TASS Russian News Agency | Jan 28, 2021 at 1:45 PM

WARSAW, January 28. /TASS/. The number of patients hospitalized after contracting coronavirus fell for the first time since October last year in Poland to less than 14,000 people, according to data released by the country's Ministry of Health on Thursday.

At the end of the last day, the department reported 389 deaths and 7,156 new coronavirus cases. In total, starting from March 4, when the first coronavirus case was detected in the country, 1,496,665 people were infected with it, 36,443 died, 1,250,892 recovered.

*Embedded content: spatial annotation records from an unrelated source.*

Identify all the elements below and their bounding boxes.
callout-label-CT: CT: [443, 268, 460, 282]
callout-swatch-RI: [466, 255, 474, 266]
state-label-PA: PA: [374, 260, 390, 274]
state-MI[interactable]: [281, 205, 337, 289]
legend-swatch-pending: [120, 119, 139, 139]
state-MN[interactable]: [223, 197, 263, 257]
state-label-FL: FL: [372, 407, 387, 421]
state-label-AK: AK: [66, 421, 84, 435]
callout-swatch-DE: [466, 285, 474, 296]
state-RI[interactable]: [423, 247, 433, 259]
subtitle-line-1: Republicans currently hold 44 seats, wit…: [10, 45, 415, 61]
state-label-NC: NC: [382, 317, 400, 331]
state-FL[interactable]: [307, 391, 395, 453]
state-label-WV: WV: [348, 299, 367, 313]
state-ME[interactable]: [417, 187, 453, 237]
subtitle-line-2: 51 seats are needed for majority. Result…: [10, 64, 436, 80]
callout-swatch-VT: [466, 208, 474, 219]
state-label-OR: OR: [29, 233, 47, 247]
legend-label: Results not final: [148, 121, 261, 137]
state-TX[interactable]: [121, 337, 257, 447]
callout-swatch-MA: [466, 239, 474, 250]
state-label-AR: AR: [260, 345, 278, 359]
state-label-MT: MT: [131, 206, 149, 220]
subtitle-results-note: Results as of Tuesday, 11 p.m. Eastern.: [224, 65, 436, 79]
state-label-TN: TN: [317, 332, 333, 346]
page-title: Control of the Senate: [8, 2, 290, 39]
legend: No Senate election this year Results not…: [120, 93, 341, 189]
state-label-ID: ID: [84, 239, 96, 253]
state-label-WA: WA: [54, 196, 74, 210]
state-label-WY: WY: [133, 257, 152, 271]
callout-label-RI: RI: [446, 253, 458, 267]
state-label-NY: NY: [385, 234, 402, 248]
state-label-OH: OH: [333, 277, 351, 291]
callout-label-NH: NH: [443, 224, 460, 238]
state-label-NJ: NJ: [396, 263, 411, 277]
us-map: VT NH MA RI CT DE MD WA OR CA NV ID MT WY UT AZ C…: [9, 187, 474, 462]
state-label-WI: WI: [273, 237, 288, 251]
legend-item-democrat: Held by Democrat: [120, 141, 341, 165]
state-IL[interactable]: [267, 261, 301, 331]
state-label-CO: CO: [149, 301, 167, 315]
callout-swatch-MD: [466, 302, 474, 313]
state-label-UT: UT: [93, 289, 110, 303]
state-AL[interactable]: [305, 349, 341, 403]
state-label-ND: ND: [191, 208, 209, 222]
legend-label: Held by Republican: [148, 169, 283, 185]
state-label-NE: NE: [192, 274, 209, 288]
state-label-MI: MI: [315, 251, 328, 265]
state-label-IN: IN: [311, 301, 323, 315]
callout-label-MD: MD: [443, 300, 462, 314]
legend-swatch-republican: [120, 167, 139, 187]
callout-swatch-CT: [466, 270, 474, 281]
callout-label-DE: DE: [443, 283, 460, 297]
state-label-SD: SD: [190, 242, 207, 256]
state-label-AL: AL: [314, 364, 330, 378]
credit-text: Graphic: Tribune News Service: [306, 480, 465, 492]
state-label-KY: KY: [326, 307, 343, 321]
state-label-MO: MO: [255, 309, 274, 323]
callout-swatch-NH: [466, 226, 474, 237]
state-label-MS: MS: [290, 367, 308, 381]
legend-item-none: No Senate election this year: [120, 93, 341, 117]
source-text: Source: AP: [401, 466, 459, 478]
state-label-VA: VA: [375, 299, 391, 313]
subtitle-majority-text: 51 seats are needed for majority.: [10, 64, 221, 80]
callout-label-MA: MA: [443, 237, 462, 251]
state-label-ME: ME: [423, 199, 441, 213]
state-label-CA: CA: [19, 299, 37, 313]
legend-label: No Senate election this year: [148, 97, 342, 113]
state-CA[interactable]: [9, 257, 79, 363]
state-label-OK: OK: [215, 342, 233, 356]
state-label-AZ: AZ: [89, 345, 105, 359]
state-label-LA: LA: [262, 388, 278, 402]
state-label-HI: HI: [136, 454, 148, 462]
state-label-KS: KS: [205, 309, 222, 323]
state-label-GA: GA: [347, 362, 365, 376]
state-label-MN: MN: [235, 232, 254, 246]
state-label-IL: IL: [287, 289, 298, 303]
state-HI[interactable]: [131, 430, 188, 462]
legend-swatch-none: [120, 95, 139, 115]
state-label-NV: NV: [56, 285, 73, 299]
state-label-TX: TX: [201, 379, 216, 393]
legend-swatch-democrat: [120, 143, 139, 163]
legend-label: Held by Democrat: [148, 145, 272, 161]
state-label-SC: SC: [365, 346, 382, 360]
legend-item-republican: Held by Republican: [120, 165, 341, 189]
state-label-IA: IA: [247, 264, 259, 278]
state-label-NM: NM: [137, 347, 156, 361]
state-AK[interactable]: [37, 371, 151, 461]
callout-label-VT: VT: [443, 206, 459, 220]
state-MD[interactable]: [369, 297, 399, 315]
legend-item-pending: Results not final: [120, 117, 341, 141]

There are about 13,879 patients with coronavirus in Polish hospitals at the moment, 1,406 of them are connected to mechanical ventilation devices. More than 178,000 people are in quarantine. At the moment, the country has a total of 29,500 beds for COVID-19 patients and 2,800 ventilators.

Poland maintains the pandemic regime announced by the authorities in March. Until January 31, a nationwide quarantine is in effect in the country. Cultural institutions, sports complexes, hotels, ski slopes and shops are closed, with the exception of food, household stores and pharmacies. People are encouraged to stay at home and work remotely. A mask regime has been introduced throughout the country, restaurants, cafes and bars are only open to take away. Gathering in groups of more than five people is prohibited.

In the coming days, the authorities are expected to report on a minor relaxation of previously imposed restrictions. Unofficially, local media reported the possibility of opening stores from February 1.

In late December 2019, Chinese officials informed the World Health Organization (WHO) about the outbreak of a previously unknown pneumonia in the city of Wuhan, in central China. Since then, cases of the novel coronavirus - named COVID-19 by the WHO - have been reported in every corner of the globe, including Russia. On March 11, 2020, the WHO declared the coronavirus outbreak a pandemic.